Presidente Pera, Donald Trump attacca di nuovo violentemente Meloni. Perché? È rimasto sorpreso dalla violenza dell’americano?

Sorpreso no, purtroppo, dati i tanti precedenti, ma amareggiato molto. Sono da sempre amante dell’America e della sua storia e ora vedo un presidente americano spezzare un legame radicato nei secoli, fin da quando il nostro Filippo Mazzei prestò a Thomas Jefferson il pensiero cardine su cui si fondano gli Stati uniti e ogni stato liberale, e cioè: “Tutti gli uomini sono per natura egualmente liberi ed indipendenti. Quest’eguaglianza è necessaria per costituire un governo libero. Bisogna che ognuno sia uguale all’altro nel diritto naturale”. Temo che Trump non lo sappia.

La premier ha risposto duramente. Lei ha capito perché, come dice Meloni, Trump attacca più gli alleati che i suoi nemici?

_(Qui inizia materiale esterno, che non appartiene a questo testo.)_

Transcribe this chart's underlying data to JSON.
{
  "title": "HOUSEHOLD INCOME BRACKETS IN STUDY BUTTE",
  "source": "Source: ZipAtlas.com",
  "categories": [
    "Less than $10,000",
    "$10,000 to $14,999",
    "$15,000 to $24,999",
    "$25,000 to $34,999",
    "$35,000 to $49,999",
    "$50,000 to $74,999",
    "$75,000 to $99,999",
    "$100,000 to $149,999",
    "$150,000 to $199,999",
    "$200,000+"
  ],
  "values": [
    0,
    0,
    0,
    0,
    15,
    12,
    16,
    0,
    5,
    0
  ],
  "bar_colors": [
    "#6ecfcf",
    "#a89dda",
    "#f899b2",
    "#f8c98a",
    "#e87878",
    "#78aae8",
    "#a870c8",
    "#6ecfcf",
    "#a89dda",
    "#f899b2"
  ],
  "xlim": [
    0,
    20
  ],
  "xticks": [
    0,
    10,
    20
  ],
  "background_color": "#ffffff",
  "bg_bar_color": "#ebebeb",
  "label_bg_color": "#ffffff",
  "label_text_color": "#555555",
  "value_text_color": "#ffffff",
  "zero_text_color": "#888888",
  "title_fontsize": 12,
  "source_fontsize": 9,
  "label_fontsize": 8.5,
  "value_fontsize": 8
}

Attacca gli europei più di tutti, perché ha deciso di sacrificarli sull’altare di Putin e perché non li capisce. Qualche ragione ce l’ha, naturalmente: come tanti hanno detto, noi abbiamo vissuto a lungo da scrocconi che crescevano in pace grazie alla protezione dallo sceriffo del villaggio. Ma da lì a rompere l’Alleanza atlantica c’è un passo mortale. Non credo che gli americani consentiranno a Trump di farlo.